素人の私ですらハッとする、鮮やかなグリーンの洪水。ありとあらゆる緑、そして光の点描。
(これは――)
「……森?」
「そう見える?」
思わずぽつりと漏らすと、フローレンスは珍しく嬉しそうに言った。「息抜きの落書きだよ」
彼がこうして穏やかな笑顔を見せることなどめったにない。淡く微笑む横顔を盗み見ながら、彼の話を聞いた。
「ウェーリには、幻想的な森が多くあるだろう? 苔むす森の王、オーク。その陰に控える若いブナの従者たち。落葉が敷き詰められた道を通って、王への謁見は特に早朝がおすすめ。白い霧が漂う小道は、本当に妖精が飛び出して来るんじゃないかと錯覚するほどだ」
「……フローレンス様は、ウェーリがお好きなのですか?」
彼が、ウェーリのありのままの自然を好んで多く描いてきたのは、今までの作品を見ればよくわかる。
湖と森、小川と麦畑、太陽と港町。彼が芸術勲章を授与されるに至った作品群の多くはそういった、後世に伝えるべき我が国の美しい風景を描いたからだ。
「ああ。僕の両親はウェーリ出身だから、そのせいかな」
それは知らなかった。彼はレイングランドの美術学校を卒業しているから、てっきりこのあたりの出身だと思っていたけど。

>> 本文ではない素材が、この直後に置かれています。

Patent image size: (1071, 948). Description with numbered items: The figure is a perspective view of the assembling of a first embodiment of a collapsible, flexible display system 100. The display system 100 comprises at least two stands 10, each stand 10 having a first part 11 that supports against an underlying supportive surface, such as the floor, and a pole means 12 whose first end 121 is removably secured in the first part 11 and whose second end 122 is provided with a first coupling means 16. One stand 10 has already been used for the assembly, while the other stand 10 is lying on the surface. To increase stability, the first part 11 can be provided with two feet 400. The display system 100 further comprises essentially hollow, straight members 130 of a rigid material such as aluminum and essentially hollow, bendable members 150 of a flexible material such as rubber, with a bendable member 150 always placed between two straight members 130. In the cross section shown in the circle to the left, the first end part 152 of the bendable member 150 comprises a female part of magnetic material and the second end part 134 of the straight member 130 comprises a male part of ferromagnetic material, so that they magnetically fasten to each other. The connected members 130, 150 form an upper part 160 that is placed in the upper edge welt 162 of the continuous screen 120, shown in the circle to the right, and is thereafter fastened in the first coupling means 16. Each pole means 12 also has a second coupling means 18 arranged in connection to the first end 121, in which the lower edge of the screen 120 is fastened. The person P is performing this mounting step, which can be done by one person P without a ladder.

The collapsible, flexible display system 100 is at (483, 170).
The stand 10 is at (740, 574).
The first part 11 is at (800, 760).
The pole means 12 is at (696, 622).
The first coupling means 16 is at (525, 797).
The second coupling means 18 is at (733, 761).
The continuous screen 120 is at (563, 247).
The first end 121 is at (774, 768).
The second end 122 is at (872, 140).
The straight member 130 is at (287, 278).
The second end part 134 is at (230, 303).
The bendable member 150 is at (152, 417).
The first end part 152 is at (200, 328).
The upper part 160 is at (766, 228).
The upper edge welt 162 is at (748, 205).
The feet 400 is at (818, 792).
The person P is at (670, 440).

「シティに移り住んだのは10くらいの時さ。両親はここでは仕事を――画廊の経営や、美術品の収集をしていた。でも都会の生活は性に合わなかったみたいでね。小さい僕を連れて、しょっちゅう田舎に戻っていたんだ」
「ウェーリとレイングランドの往復を……? 海のむこうではありませんか」
「うん。船代も馬鹿にならない。おかげでうちはいつも貧しかった。それでも、幼い僕にとってウェーリの町は素晴らしいものだったよ。見渡す限りの麦畑と青空。陽光を反射して輝く小川、それから森と、領主のお屋敷。一年を通して、とても静かな村だった。シティとはずいぶん違うけど、僕はウェーリの家を気に入ってた。特に春の森と、冬の港を。水しぶきをあげて進む漁船がかっこよくて、雪交じりの海風に震えながら、必死に船影をスケッチしたものだ……」
その経験がのちに、『ウェーリの荒れた冬の港』を生み出すきっかけになったのだろうか。思いがけず、大好きな作品の裏話を聞けてしまった。しかも、本人の口から!
私は仕事中であるのも忘れて、彼の筆の動きに見入っていた。
新たに筆を持ち替えて、フローレンスは次に葉の陰影を描き込んでいった。極細の筆先が縦横無尽に踊っているように見えるのに、できあがってみればそれは計算しつくされたようなバランスで葉の輪郭を彩っている。みるみるうちに群葉が表れ、キャンバスの中には木々が茂った。
「すごい……」
私は心の底から感嘆して、呟いた。
我々の目には見えない、自然の設計図のようなものが彼には見えているのかもしれない。筆運びと配色に迷いがないのに、まるで森そのものを切り取って持ってきてしまったかのようなリアリティ。
フローレンスは筆を止め、完成間近のキャンバスの森をしばらく眺めていた。
「……僕は、貴族ごっこがしたくてここに来たわけじゃない。僕の描いた絵を必要としてくれる、一人でも多くの人に届けたかっただけだ。それなのに周りが騒がしくて肝心の創作の時間が奪われるだなんて本末転倒もいいとこだ──伯爵家の晩餐会は参加するよ。準備は君に任せる。たしかに僕より詳しいだろうしね。ゴルド先生のご様子も気になるし、行く価値はある」
それより、と一呼吸置いて、彼は目を伏せた。